Murder Ordained is a television film that originally aired for CBS in 1987, starring Keith Carradine, JoBeth Williams, and Kathy Bates. It was co-written and directed by Mike Robe. Based on actual events that occurred in Emporia, Kansas, in 1983, the film tells the story of State trooper John Rule (Carradine), who investigates what appears to be a traffic accident resulting in the death of a local minister's wife. His investigation leads him to believe foul play was involved. Much of the principal photography and filming occurred on location in Kansas, and some of the dialogue comes directly from court transcripts.

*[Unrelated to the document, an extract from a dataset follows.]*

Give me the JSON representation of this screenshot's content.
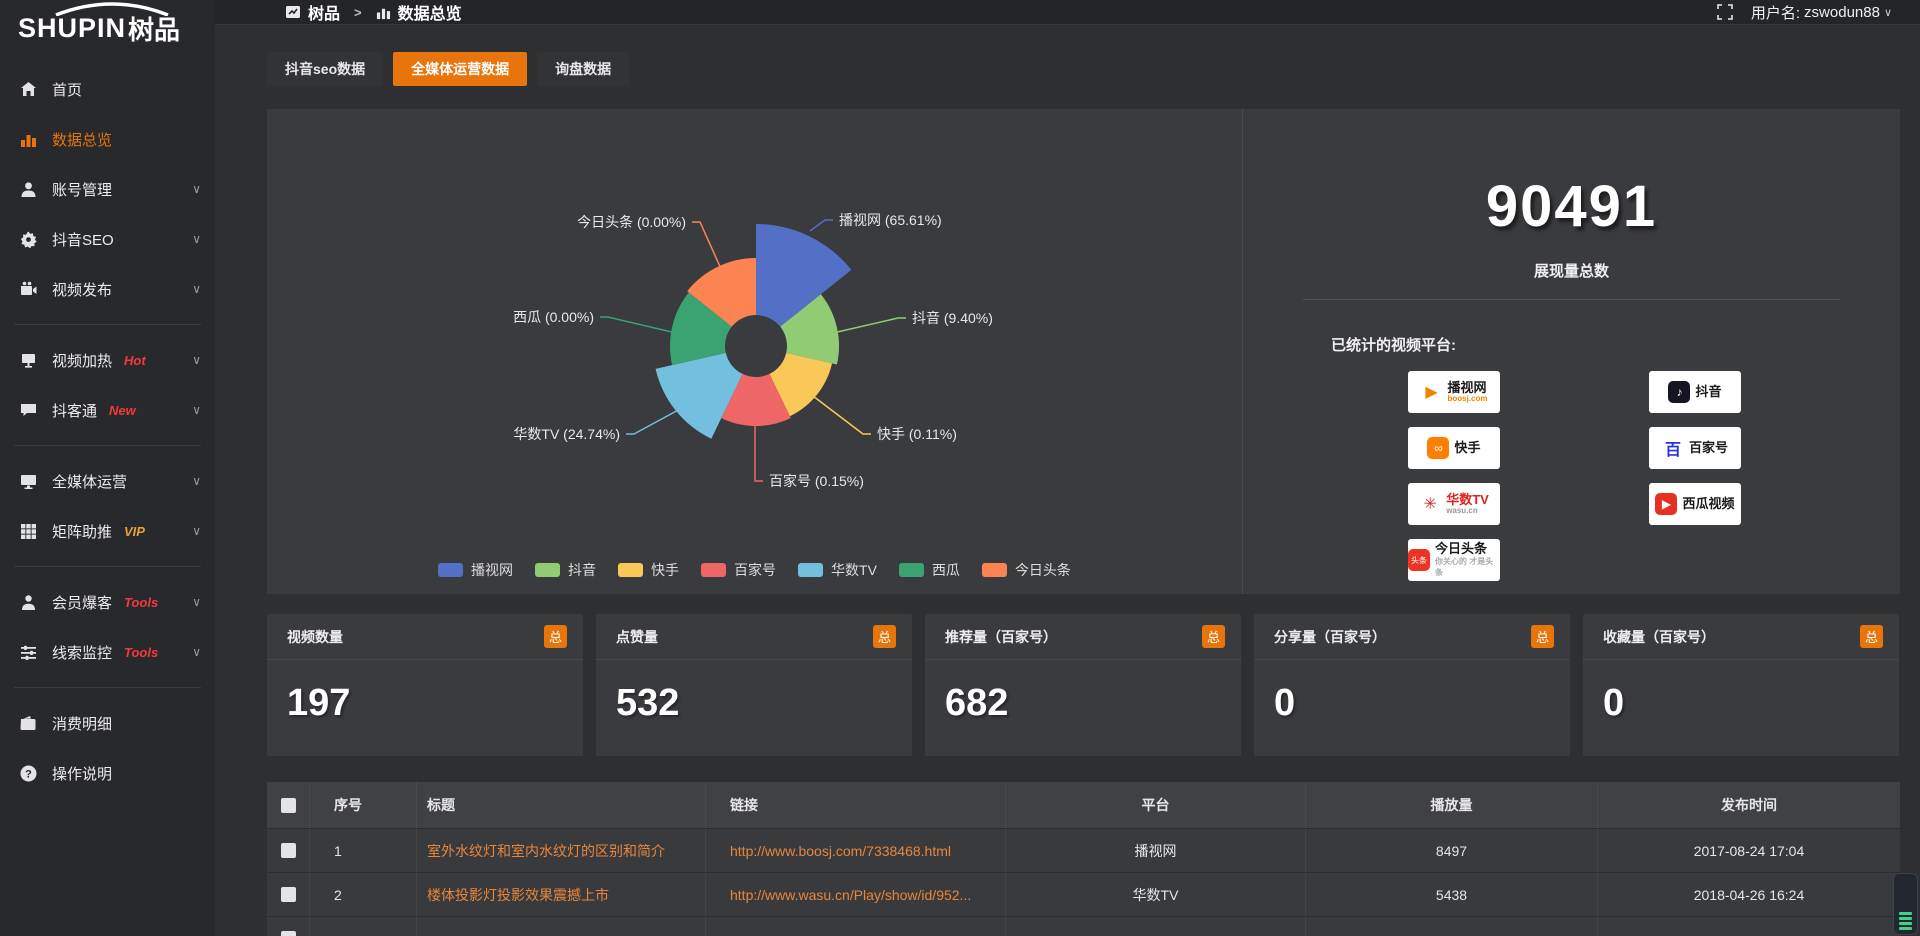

The film was subsequently released on VHS and DVD. The cast also includes Terry Kinney, M. Emmet Walsh, John Goodman and Johnny Galecki. The series received an Emmy Award nomination for Outstanding Editing for a Miniseries or a Special (Single Camera Production).

==Plot==
In 1982, Tom Bird, an ambitious and charismatic Lutheran minister in America's mid-west, falls in love with one of his parishioners, Lorna Anderson, and together they make plans to start a fresh life in New Mexico. Within a short space of time both Bird's wife and Anderson's husband are dead. The clever staging of the two murders almost fools the authorities but for the suspicions of a highway patrolman, John Rule, who pursues his own investigation as a matter of conscience. He eventually succeeds despite considerable resistance from Bird's loyal parishioners.